In this issue, I want to give you three lessons or takeaways that you can use in your own life to think.
The more you record, the better!
The best way to get creative ideas flowing is by taking time out of your day and recording what’s going through your mind. Whether it be a thought or an experience, write everything down so there are no gaps in memories later on when trying to recall events from weeks ago.
Recording our thoughts has been shown as one method that can help increase creativity levels because these recordings give people access to their minds; they become aware of how many hours were wasted or used when revisiting the day with a pen.

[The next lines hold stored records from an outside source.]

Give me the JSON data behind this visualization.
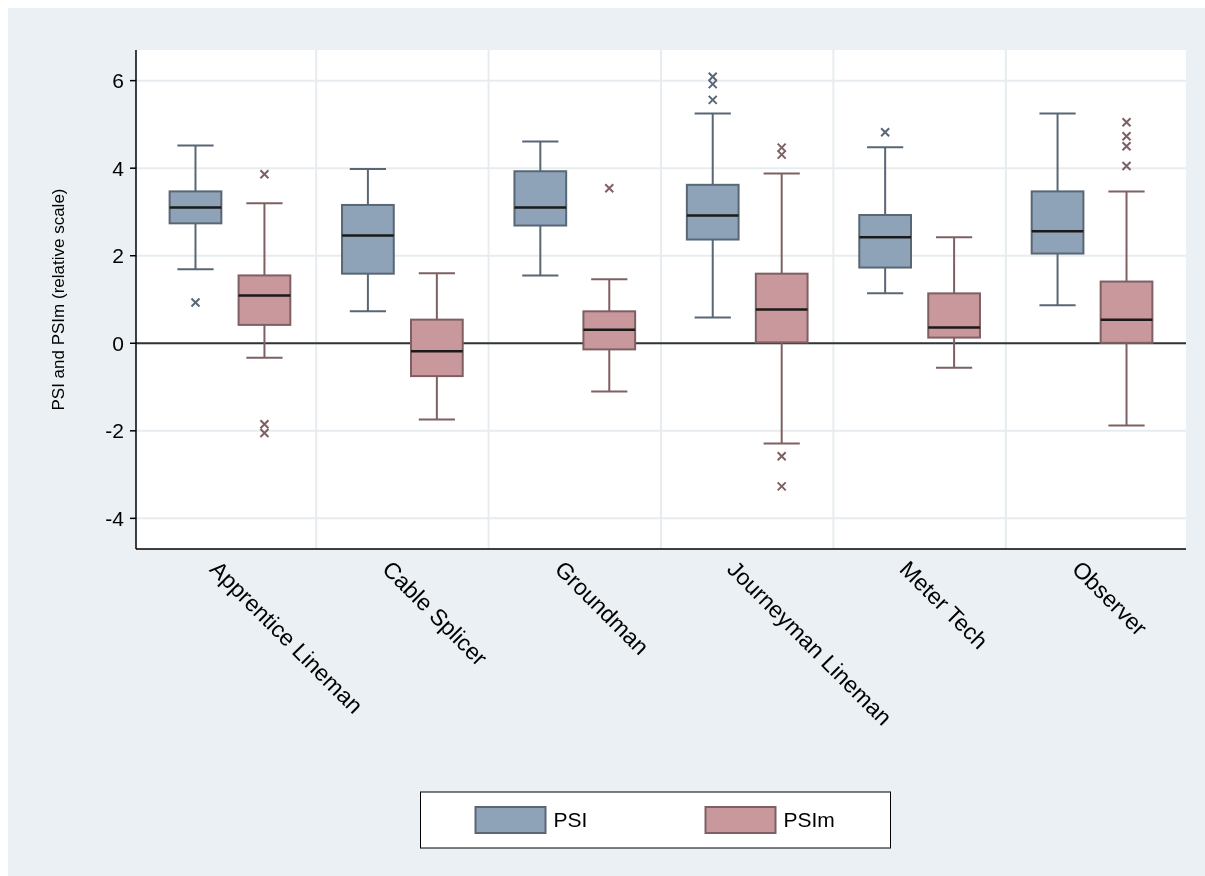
{
  "chart_data": {
    "type": "box",
    "ylabel": "PSI and PSIm (relative scale)",
    "categories": [
      "Apprentice Lineman",
      "Cable Splicer",
      "Groundman",
      "Journeyman Lineman",
      "Meter Tech",
      "Observer"
    ],
    "ylim": [
      -4.7,
      6.7
    ],
    "yticks": [
      -4,
      -2,
      0,
      2,
      4,
      6
    ],
    "grid": true,
    "legend": "bottom",
    "marker": "cross",
    "ref_lines": [
      {
        "axis": "y",
        "value": 0,
        "color": "#333333"
      }
    ],
    "series": [
      {
        "name": "PSI",
        "color": "#8ea3b8",
        "boxes": [
          {
            "low": 1.69,
            "q1": 2.74,
            "median": 3.1,
            "q3": 3.47,
            "high": 4.52,
            "outliers": [
              0.93
            ]
          },
          {
            "low": 0.73,
            "q1": 1.59,
            "median": 2.46,
            "q3": 3.16,
            "high": 3.98
          },
          {
            "low": 1.55,
            "q1": 2.69,
            "median": 3.1,
            "q3": 3.93,
            "high": 4.61
          },
          {
            "low": 0.59,
            "q1": 2.37,
            "median": 2.92,
            "q3": 3.62,
            "high": 5.25,
            "outliers": [
              6.09,
              5.92,
              5.56
            ]
          },
          {
            "low": 1.14,
            "q1": 1.73,
            "median": 2.42,
            "q3": 2.93,
            "high": 4.48,
            "outliers": [
              4.82
            ]
          },
          {
            "low": 0.87,
            "q1": 2.05,
            "median": 2.56,
            "q3": 3.47,
            "high": 5.25
          }
        ]
      },
      {
        "name": "PSIm",
        "color": "#c9989c",
        "boxes": [
          {
            "low": -0.33,
            "q1": 0.42,
            "median": 1.09,
            "q3": 1.55,
            "high": 3.2,
            "outliers": [
              3.86,
              -1.85,
              -2.05
            ]
          },
          {
            "low": -1.74,
            "q1": -0.75,
            "median": -0.18,
            "q3": 0.54,
            "high": 1.6
          },
          {
            "low": -1.1,
            "q1": -0.14,
            "median": 0.31,
            "q3": 0.73,
            "high": 1.46,
            "outliers": [
              3.54
            ]
          },
          {
            "low": -2.29,
            "q1": 0.02,
            "median": 0.77,
            "q3": 1.59,
            "high": 3.88,
            "outliers": [
              4.47,
              4.31,
              -2.58,
              -3.27
            ]
          },
          {
            "low": -0.56,
            "q1": 0.13,
            "median": 0.36,
            "q3": 1.14,
            "high": 2.42
          },
          {
            "low": -1.88,
            "q1": 0.01,
            "median": 0.54,
            "q3": 1.41,
            "high": 3.47,
            "outliers": [
              5.05,
              4.73,
              4.5,
              4.05
            ]
          }
        ]
      }
    ]
  }
}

You might never know when those thoughts and ideas might be helpful to you or someone else again, just like the thoughts of Leonardo helped craft and shape the book.
Learn from different fields
I have never heard of someone with such a broad knowledge base.
Leonardo learned from theoretical training and had a broad range of technical skills, including drafting, chemistry, metallurgy, metalworking, plaster casting, leatherworking, mechanics, woodwork, and the artistic skills of drawing, and painting sculpting that he is most famous for.
We learn that some of his most significant breakthroughs, no matter the field, was inspired by his knowledge from a completely different study area.
This isn’t just having a general knowledge of lots of things but taking the time to deep dive into topics, to deepen our understanding of the world and ourselves.
We can’t know what we don’t know.
Be patient; learning and mastery take time.
I think now more than ever, and it’s essential to slow down with our diminishing attention spans.
We hope we can watch a “Learn X in 60 minutes” video and be done with it.
Unfortunately, knowledge only becomes useful when we start to apply it.
Take the time to practice and understand the things you learn.